The Museum is an amazing collection of hundreds of thousands of old artifacts collected from crypts and the side of the road. We saw mummies, daddies, and other corpses that didn't make it through the humongous museum.


Emerging from the museum we were besieged with a dozen informal taxis all clambering for our business. Deb selected a reasonable looking older man figuring if he had survived this long driving in Cairo, he must have some skills. She thought being named Mohamed might help with Allah. This was almost a no-go when Deb got in and didn't find enough seat belts. Mr. Mohamed prayed to Allah and the seat belts appeared. The trip back along the ring road (the highway, hardly any camels or horses) we saw almost no traffic and we made it back in 30 minutes. Apparently Mohamed had some pull with the big guy.
Back at the hotel we had lunch by the pool. David and I jumped in and swam. Meanwhile Deb went shopping and emerged with 3 t-shirts and a camel for a total of 320 Egyptian pounds. The salesman was named Mr. Mohamed.
For dinner EMO Tours picked us up for a "Nile river cruise."

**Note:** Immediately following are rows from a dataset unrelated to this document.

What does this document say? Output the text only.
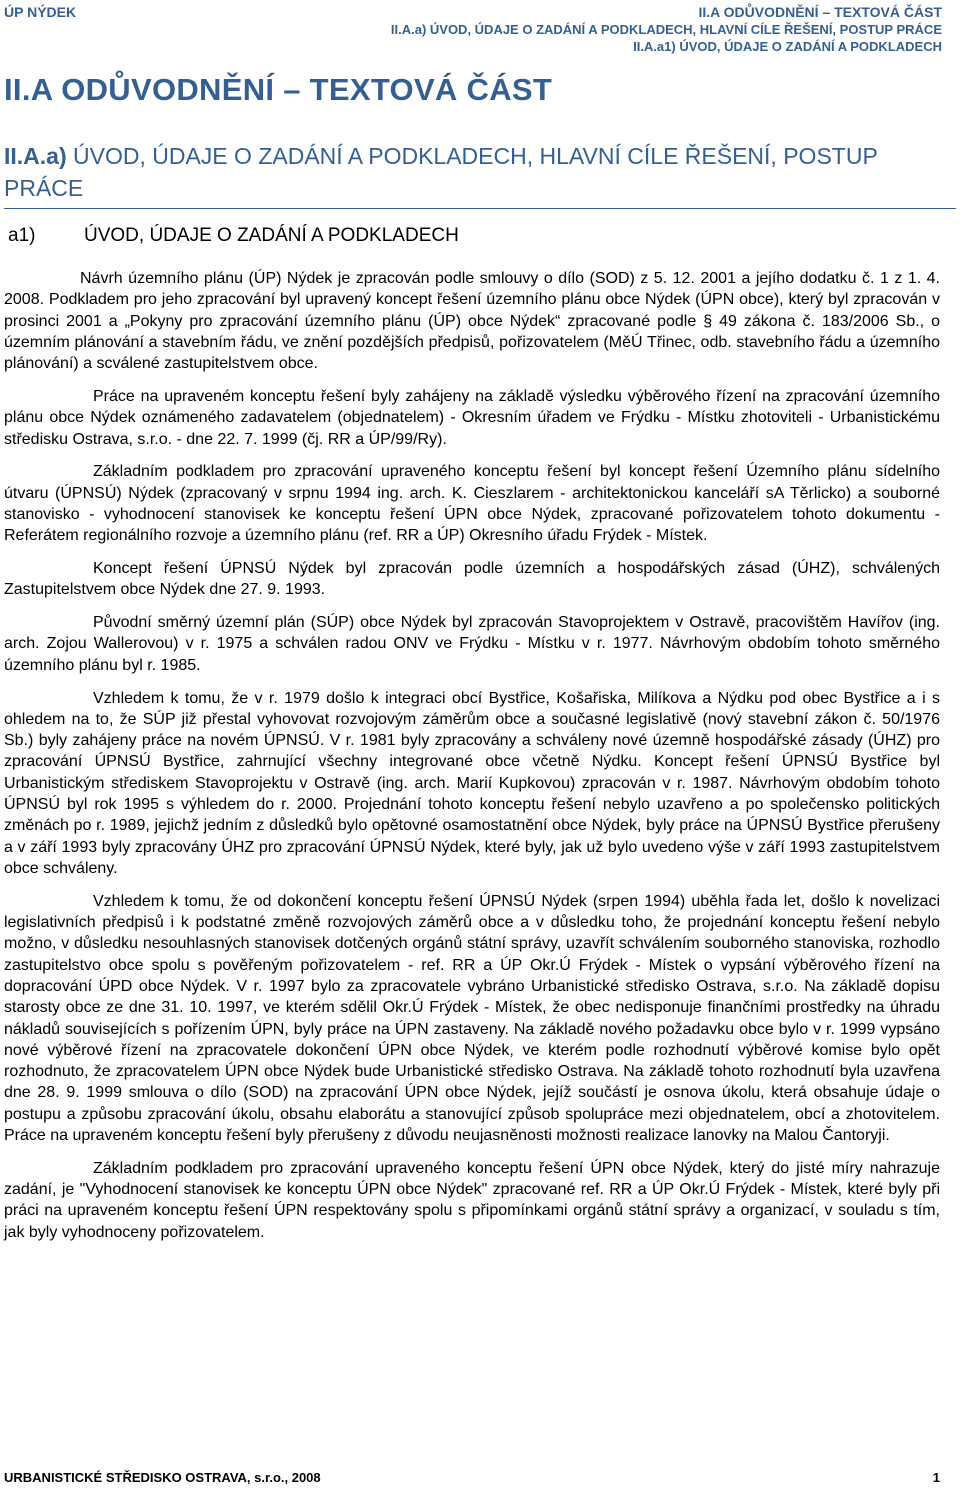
ÚP NÝDEK	II.A ODŮVODNĚNÍ – TEXTOVÁ ČÁST
II.A.a) ÚVOD, ÚDAJE O ZADÁNÍ A PODKLADECH, HLAVNÍ CÍLE ŘEŠENÍ, POSTUP PRÁCE
II.A.a1) ÚVOD, ÚDAJE O ZADÁNÍ A PODKLADECH
II.A ODŮVODNĚNÍ – TEXTOVÁ ČÁST
II.A.a) ÚVOD, ÚDAJE O ZADÁNÍ A PODKLADECH, HLAVNÍ CÍLE ŘEŠENÍ, POSTUP PRÁCE
a1)	ÚVOD, ÚDAJE O ZADÁNÍ A PODKLADECH

Návrh územního plánu (ÚP) Nýdek je zpracován podle smlouvy o dílo (SOD) z 5. 12. 2001 a jejího dodatku č. 1 z 1. 4. 2008. Podkladem pro jeho zpracování byl upravený koncept řešení územního plánu obce Nýdek (ÚPN obce), který byl zpracován v prosinci 2001 a „Pokyny pro zpracování územního plánu (ÚP) obce Nýdek“ zpracované podle § 49 zákona č. 183/2006 Sb., o územním plánování a stavebním řádu, ve znění pozdějších předpisů, pořizovatelem (MěÚ Třinec, odb. stavebního řádu a územního plánování) a scválené zastupitelstvem obce.

Práce na upraveném konceptu řešení byly zahájeny na základě výsledku výběrového řízení na zpracování územního plánu obce Nýdek oznámeného zadavatelem (objednatelem) - Okresním úřadem ve Frýdku - Místku zhotoviteli - Urbanistickému středisku Ostrava, s.r.o. - dne 22. 7. 1999 (čj. RR a ÚP/99/Ry).

Základním podkladem pro zpracování upraveného konceptu řešení byl koncept řešení Územního plánu sídelního útvaru (ÚPNSÚ) Nýdek (zpracovaný v srpnu 1994 ing. arch. K. Cieszlarem - architektonickou kanceláří sA Těrlicko) a souborné stanovisko - vyhodnocení stanovisek ke konceptu řešení ÚPN obce Nýdek, zpracované pořizovatelem tohoto dokumentu - Referátem regionálního rozvoje a územního plánu (ref. RR a ÚP) Okresního úřadu Frýdek - Místek.

Koncept řešení ÚPNSÚ Nýdek byl zpracován podle územních a hospodářských zásad (ÚHZ), schválených Zastupitelstvem obce Nýdek dne 27. 9. 1993.

Původní směrný územní plán (SÚP) obce Nýdek byl zpracován Stavoprojektem v Ostravě, pracovištěm Havířov (ing. arch. Zojou Wallerovou) v r. 1975 a schválen radou ONV ve Frýdku - Místku v r. 1977. Návrhovým obdobím tohoto směrného územního plánu byl r. 1985.

Vzhledem k tomu, že v r. 1979 došlo k integraci obcí Bystřice, Košařiska, Milíkova a Nýdku pod obec Bystřice a i s ohledem na to, že SÚP již přestal vyhovovat rozvojovým záměrům obce a současné legislativě (nový stavební zákon č. 50/1976 Sb.) byly zahájeny práce na novém ÚPNSÚ. V r. 1981 byly zpracovány a schváleny nové územně hospodářské zásady (ÚHZ) pro zpracování ÚPNSÚ Bystřice, zahrnující všechny integrované obce včetně Nýdku. Koncept řešení ÚPNSÚ Bystřice byl Urbanistickým střediskem Stavoprojektu v Ostravě (ing. arch. Marií Kupkovou) zpracován v r. 1987. Návrhovým obdobím tohoto ÚPNSÚ byl rok 1995 s výhledem do r. 2000. Projednání tohoto konceptu řešení nebylo uzavřeno a po společensko politických změnách po r. 1989, jejichž jedním z důsledků bylo opětovné osamostatnění obce Nýdek, byly práce na ÚPNSÚ Bystřice přerušeny a v září 1993 byly zpracovány ÚHZ pro zpracování ÚPNSÚ Nýdek, které byly, jak už bylo uvedeno výše v září 1993 zastupitelstvem obce schváleny.

Vzhledem k tomu, že od dokončení konceptu řešení ÚPNSÚ Nýdek (srpen 1994) uběhla řada let, došlo k novelizaci legislativních předpisů i k podstatné změně rozvojových záměrů obce a v důsledku toho, že projednání konceptu řešení nebylo možno, v důsledku nesouhlasných stanovisek dotčených orgánů státní správy, uzavřít schválením souborného stanoviska, rozhodlo zastupitelstvo obce spolu s pověřeným pořizovatelem - ref. RR a ÚP Okr.Ú Frýdek - Místek o vypsání výběrového řízení na dopracování ÚPD obce Nýdek. V r. 1997 bylo za zpracovatele vybráno Urbanistické středisko Ostrava, s.r.o. Na základě dopisu starosty obce ze dne 31. 10. 1997, ve kterém sdělil Okr.Ú Frýdek - Místek, že obec nedisponuje finančními prostředky na úhradu nákladů souvisejících s pořízením ÚPN, byly práce na ÚPN zastaveny. Na základě nového požadavku obce bylo v r. 1999 vypsáno nové výběrové řízení na zpracovatele dokončení ÚPN obce Nýdek, ve kterém podle rozhodnutí výběrové komise bylo opět rozhodnuto, že zpracovatelem ÚPN obce Nýdek bude Urbanistické středisko Ostrava. Na základě tohoto rozhodnutí byla uzavřena dne 28. 9. 1999 smlouva o dílo (SOD) na zpracování ÚPN obce Nýdek, jejíž součástí je osnova úkolu, která obsahuje údaje o postupu a způsobu zpracování úkolu, obsahu elaborátu a stanovující způsob spolupráce mezi objednatelem, obcí a zhotovitelem. Práce na upraveném konceptu řešení byly přerušeny z důvodu neujasněnosti možnosti realizace lanovky na Malou Čantoryji.

Základním podkladem pro zpracování upraveného konceptu řešení ÚPN obce Nýdek, který do jisté míry nahrazuje zadání, je "Vyhodnocení stanovisek ke konceptu ÚPN obce Nýdek" zpracované ref. RR a ÚP Okr.Ú Frýdek - Místek, které byly při práci na upraveném konceptu řešení ÚPN respektovány spolu s připomínkami orgánů státní správy a organizací, v souladu s tím, jak byly vyhodnoceny pořizovatelem.

URBANISTICKÉ STŘEDISKO OSTRAVA, s.r.o., 2008	1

This included dinner with such exotic Egyptian delicacies as spaghetti, Kung pao chicken, and cheesecake. A couple Malaysians appeared. Then a few Egyptians. Finally a crowd of about 60 Indonesians all clad in down coats appeared (it was 20C, 60F, so we knew that had to be from someplace really warm). Judging from the frown on their faces, the Egyptian belly dancer showing lots of skin really seemed to offend the Indonesians. But the Egyptian whirling dervish named Mohamed went over well. When it was all over our tour company threaded us through the camel, horse, human and car traffic and the roadside evening meals to our hotel.